Market manipulation: U.S. v. Gallison, 1:15-cr-00178 (E.D. Va.). Harold Gallison admitted in connection with his guilty plea that he participated in an international pump-and-dump scheme. Specifically, Mr. Gallison stated that he and others sought to inflate the share price of OTC stocks Warrior Girl Corp. and Everock Inc. through coordinated trading that created the appearance of increased demand. Once the share price increased they sold or dumped their shares. The scheme was facilitated through an offshore brokerage and money laundering platform that used various names such as Sandias Azucaradas, Moneyline Brokers and others. The scheme generated more than $25 million.
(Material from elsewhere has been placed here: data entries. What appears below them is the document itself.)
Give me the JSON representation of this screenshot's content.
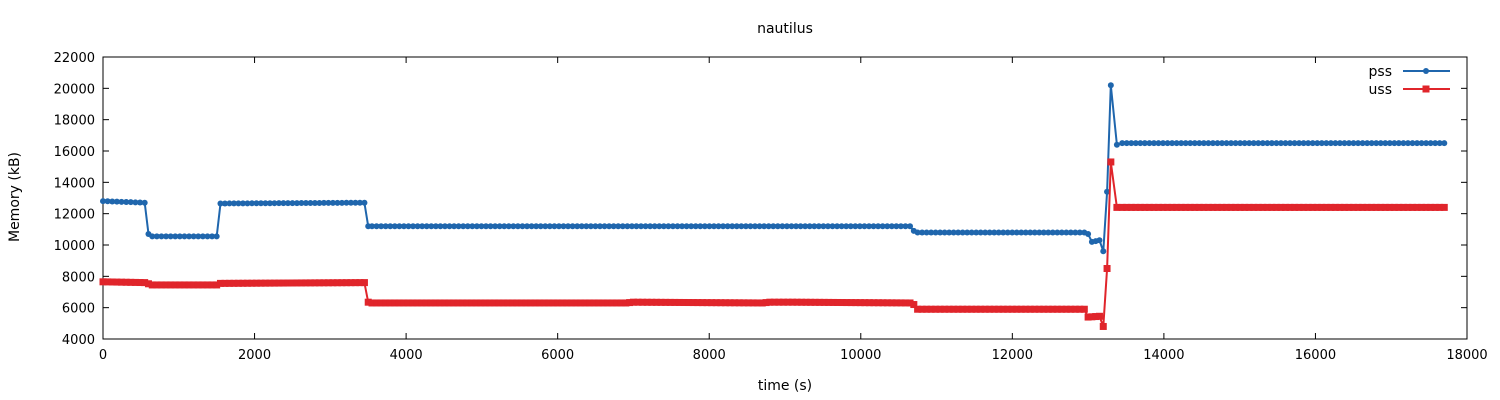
{
  "chart_data": {
    "type": "line",
    "title": "nautilus",
    "xlabel": "time (s)",
    "ylabel": "Memory (kB)",
    "xlim": [
      0,
      18000
    ],
    "ylim": [
      4000,
      22000
    ],
    "xticks": [
      "0",
      "2000",
      "4000",
      "6000",
      "8000",
      "10000",
      "12000",
      "14000",
      "16000",
      "18000"
    ],
    "yticks": [
      "4000",
      "6000",
      "8000",
      "10000",
      "12000",
      "14000",
      "16000",
      "18000",
      "20000",
      "22000"
    ],
    "grid": false,
    "legend_position": "top-right",
    "series": [
      {
        "name": "pss",
        "color": "#1f66ad",
        "marker": "circle",
        "x": [
          0,
          550,
          600,
          650,
          1500,
          1550,
          3450,
          3500,
          3550,
          10650,
          10700,
          10750,
          12950,
          13000,
          13050,
          13150,
          13200,
          13250,
          13300,
          13380,
          13450,
          17700
        ],
        "y": [
          12800,
          12700,
          10700,
          10550,
          10550,
          12650,
          12700,
          11200,
          11200,
          11200,
          10900,
          10800,
          10800,
          10700,
          10200,
          10300,
          9600,
          13400,
          20200,
          16400,
          16500,
          16500
        ]
      },
      {
        "name": "uss",
        "color": "#e0252b",
        "marker": "square",
        "x": [
          0,
          550,
          650,
          1500,
          1550,
          3450,
          3500,
          3550,
          6900,
          7000,
          8700,
          8800,
          9100,
          10650,
          10700,
          10750,
          12950,
          13000,
          13150,
          13200,
          13250,
          13300,
          13380,
          13450,
          17700
        ],
        "y": [
          7650,
          7600,
          7450,
          7450,
          7550,
          7600,
          6350,
          6300,
          6300,
          6350,
          6300,
          6350,
          6350,
          6300,
          6200,
          5900,
          5900,
          5400,
          5450,
          4800,
          8500,
          15300,
          12400,
          12400,
          12400
        ]
      }
    ]
  }
}
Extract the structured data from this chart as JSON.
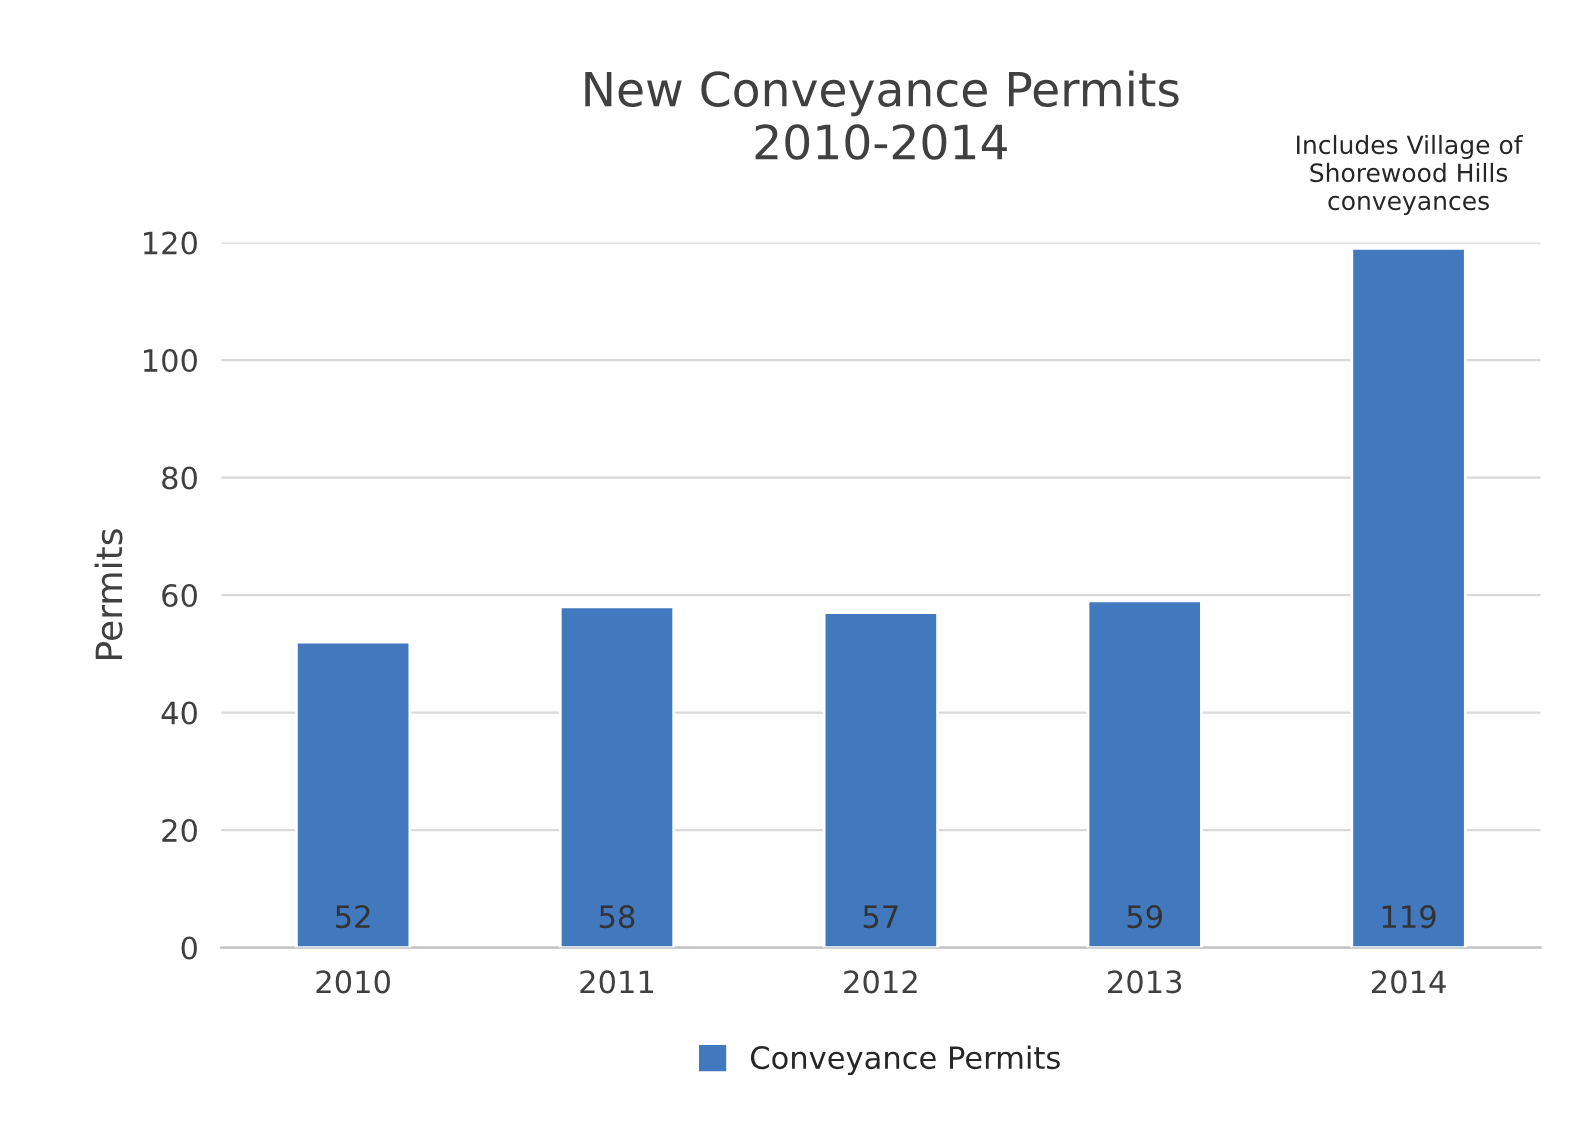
{
  "chart_data": {
    "type": "bar",
    "title": "New Conveyance Permits\n2010-2014",
    "ylabel": "Permits",
    "categories": [
      "2010",
      "2011",
      "2012",
      "2013",
      "2014"
    ],
    "series": [
      {
        "name": "Conveyance Permits",
        "color": "#4178be",
        "values": [
          52,
          58,
          57,
          59,
          119
        ]
      }
    ],
    "ylim": [
      0,
      120
    ],
    "yticks": [
      0,
      20,
      40,
      60,
      80,
      100,
      120
    ],
    "grid": "y",
    "legend": "bottom",
    "data_labels": true,
    "annotations": [
      {
        "text": "Includes Village of\nShorewood Hills\nconveyances",
        "x": "2014",
        "y": 119
      }
    ]
  }
}
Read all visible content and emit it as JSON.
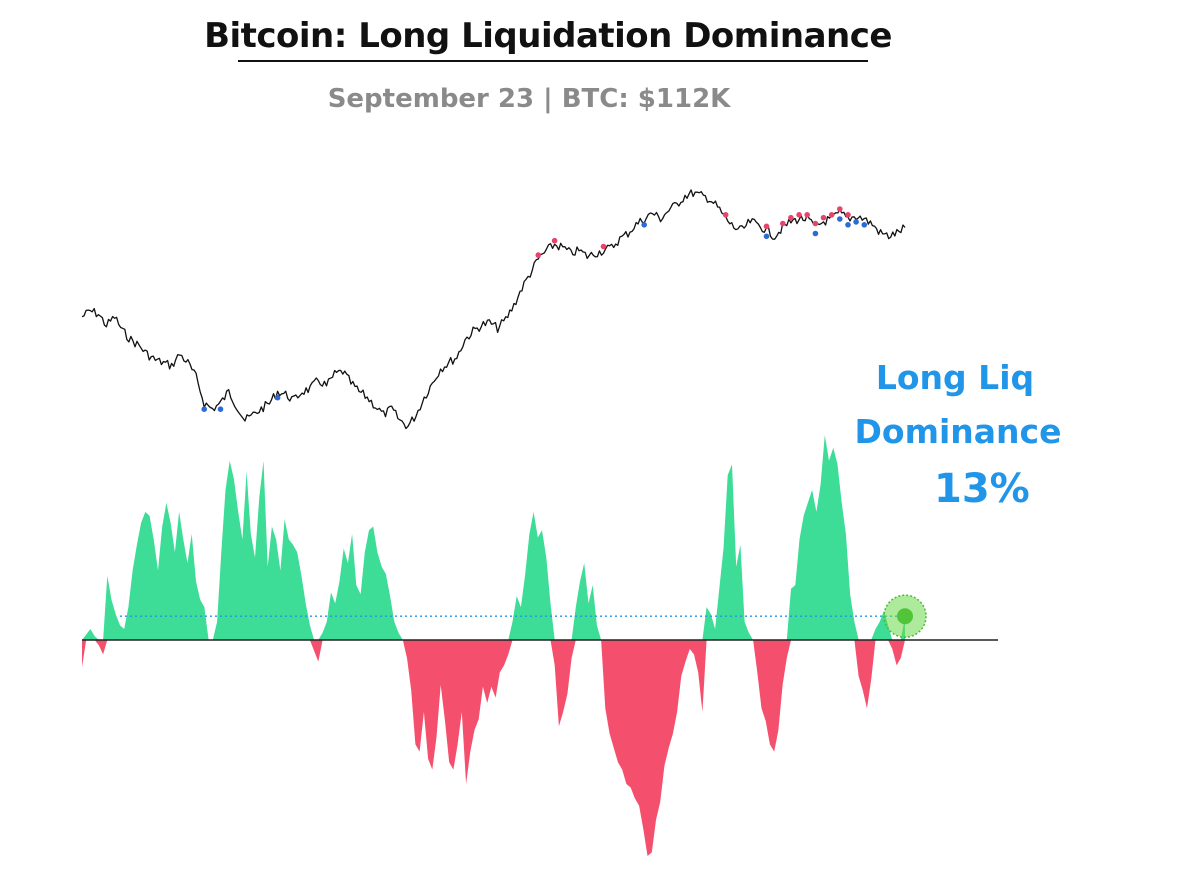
{
  "title": "Bitcoin: Long Liquidation Dominance",
  "subtitle": "September 23 | BTC: $112K",
  "callout": {
    "line1": "Long Liq",
    "line2": "Dominance",
    "value": "13%"
  },
  "colors": {
    "positive": "#3ddc97",
    "negative": "#f4506e",
    "price_line": "#111111",
    "long_liq_marker": "#2a6bd6",
    "short_liq_marker": "#e8436a",
    "callout_text": "#2196e8",
    "reference_line": "#2196e8",
    "highlight_dot": "#6bd84a",
    "subtitle": "#8a8a8a"
  },
  "chart_data": {
    "type": "area",
    "title": "Bitcoin: Long Liquidation Dominance",
    "subtitle": "September 23 | BTC: $112K",
    "xlabel": "",
    "ylabel": "",
    "grid": false,
    "legend": "none",
    "series": [
      {
        "values": [
          -15,
          3,
          6,
          2,
          -3,
          -8,
          35,
          22,
          14,
          8,
          6,
          18,
          38,
          52,
          64,
          70,
          68,
          55,
          38,
          62,
          75,
          64,
          48,
          70,
          55,
          42,
          58,
          32,
          22,
          18,
          0,
          0,
          10,
          48,
          82,
          98,
          88,
          70,
          55,
          92,
          58,
          45,
          78,
          98,
          40,
          62,
          55,
          38,
          66,
          55,
          52,
          48,
          35,
          20,
          8,
          -6,
          -12,
          4,
          10,
          26,
          20,
          32,
          50,
          42,
          58,
          30,
          25,
          48,
          60,
          62,
          48,
          40,
          36,
          24,
          10,
          4,
          0,
          -10,
          -28,
          -58,
          -62,
          -40,
          -66,
          -72,
          -54,
          -25,
          -45,
          -68,
          -72,
          -58,
          -40,
          -80,
          -62,
          -50,
          -44,
          -26,
          -35,
          -26,
          -32,
          -18,
          -14,
          -8,
          10,
          24,
          18,
          36,
          58,
          70,
          56,
          60,
          45,
          20,
          -14,
          -48,
          -40,
          -30,
          -10,
          18,
          32,
          42,
          20,
          30,
          8,
          0,
          -38,
          -52,
          -60,
          -68,
          -72,
          -80,
          -82,
          -88,
          -92,
          -105,
          -120,
          -118,
          -100,
          -90,
          -70,
          -60,
          -52,
          -40,
          -20,
          -12,
          -5,
          -8,
          -18,
          -40,
          18,
          14,
          6,
          28,
          50,
          90,
          96,
          40,
          52,
          10,
          4,
          0,
          -18,
          -38,
          -45,
          -58,
          -62,
          -50,
          -25,
          -10,
          28,
          30,
          55,
          68,
          75,
          82,
          70,
          85,
          112,
          98,
          105,
          96,
          75,
          58,
          25,
          10,
          -20,
          -28,
          -38,
          -22,
          6,
          10,
          16,
          8,
          -5,
          -14,
          -10,
          13
        ],
        "current": 13
      }
    ],
    "reference_level": 13,
    "overlay": {
      "name": "BTC price",
      "values": [
        106,
        108,
        107,
        103,
        106,
        101,
        98,
        96,
        93,
        91,
        90,
        89,
        93,
        90,
        85,
        76,
        74,
        76,
        80,
        75,
        70,
        72,
        74,
        76,
        80,
        79,
        77,
        80,
        81,
        84,
        82,
        86,
        87,
        83,
        80,
        78,
        75,
        72,
        74,
        70,
        68,
        72,
        78,
        83,
        88,
        90,
        92,
        98,
        101,
        103,
        104,
        102,
        105,
        110,
        116,
        121,
        126,
        129,
        131,
        130,
        128,
        129,
        127,
        128,
        129,
        130,
        133,
        135,
        138,
        140,
        142,
        140,
        143,
        145,
        148,
        149,
        148,
        147,
        144,
        140,
        137,
        136,
        139,
        138,
        136,
        134,
        137,
        139,
        140,
        140,
        137,
        139,
        140,
        142,
        140,
        141,
        140,
        138,
        135,
        134,
        135,
        137
      ]
    },
    "long_liquidation_markers": [
      15,
      17,
      24,
      69,
      84,
      90,
      93,
      94,
      95,
      96
    ],
    "short_liquidation_markers": [
      56,
      58,
      64,
      79,
      84,
      86,
      87,
      88,
      89,
      90,
      91,
      92,
      93,
      94
    ]
  }
}
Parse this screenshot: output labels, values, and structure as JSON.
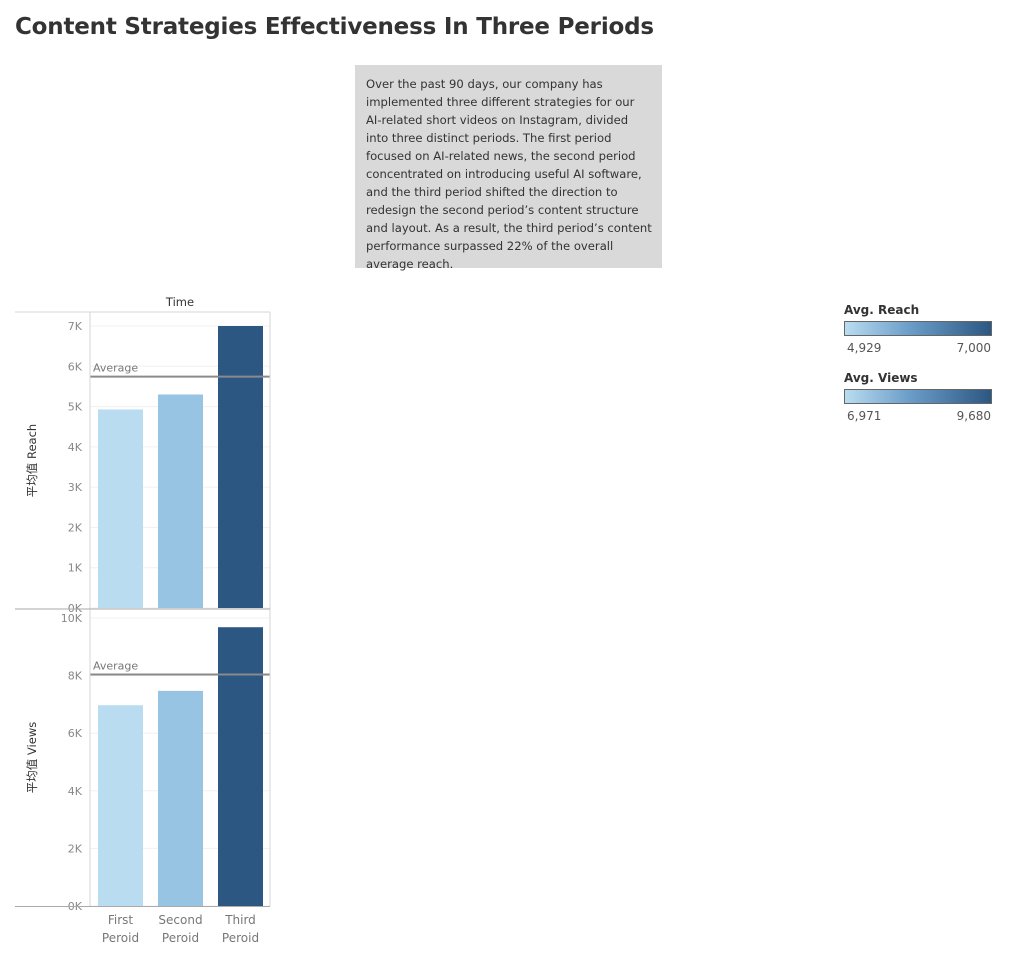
{
  "title": "Content Strategies Effectiveness In Three Periods",
  "note": "Over the past 90 days, our company has implemented three different strategies for our AI-related short videos on Instagram, divided into three distinct periods. The first period focused on AI-related news, the second period concentrated on introducing useful AI software, and the third period shifted the direction to redesign the second period’s content structure and layout. As a result, the third period’s content performance surpassed 22% of the overall average reach.",
  "legends": [
    {
      "title": "Avg. Reach",
      "min": "4,929",
      "max": "7,000"
    },
    {
      "title": "Avg. Views",
      "min": "6,971",
      "max": "9,680"
    }
  ],
  "colors": {
    "first": "#b9dcf0",
    "second": "#98c4e3",
    "third": "#2c5782",
    "average_line": "#8a8a8a"
  },
  "chart_data": {
    "type": "bar",
    "column_header": "Time",
    "categories": [
      "First Peroid",
      "Second Peroid",
      "Third Peroid"
    ],
    "category_lines": [
      [
        "First",
        "Peroid"
      ],
      [
        "Second",
        "Peroid"
      ],
      [
        "Third",
        "Peroid"
      ]
    ],
    "panels": [
      {
        "ylabel": "平均值 Reach",
        "values": [
          4929,
          5300,
          7000
        ],
        "average": 5743,
        "average_label": "Average",
        "ylim": [
          0,
          7000
        ],
        "ticks": [
          0,
          1000,
          2000,
          3000,
          4000,
          5000,
          6000,
          7000
        ],
        "tick_labels": [
          "0K",
          "1K",
          "2K",
          "3K",
          "4K",
          "5K",
          "6K",
          "7K"
        ]
      },
      {
        "ylabel": "平均值 Views",
        "values": [
          6971,
          7470,
          9680
        ],
        "average": 8040,
        "average_label": "Average",
        "ylim": [
          0,
          10000
        ],
        "ticks": [
          0,
          2000,
          4000,
          6000,
          8000,
          10000
        ],
        "tick_labels": [
          "0K",
          "2K",
          "4K",
          "6K",
          "8K",
          "10K"
        ]
      }
    ]
  }
}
He was sentenced to serve 216 months in prison after pleading guilty to two counts of conspiracy to commit wire fraud, one count of conspiracy to commit international money laundering and one count of conspiring to launder the proceeds of a number of securities fraud schemes. See also SEC v. Gallison, Civil Action No. 1:15-cv-05456 (S.D.N.Y. Filed July 14, 2015)(parallel enforcement action).

Hong Kong

Improper trades: The Securities and Futures Commission suspended for four months Ernest Ho Gar, a registered representative at Fulbright Futures Limited, for permitting a friend of his mother to trade through her account. Although Mr. Ho’s mother permitted the transactions, the agency concluded that the action was not in accord with professional standards.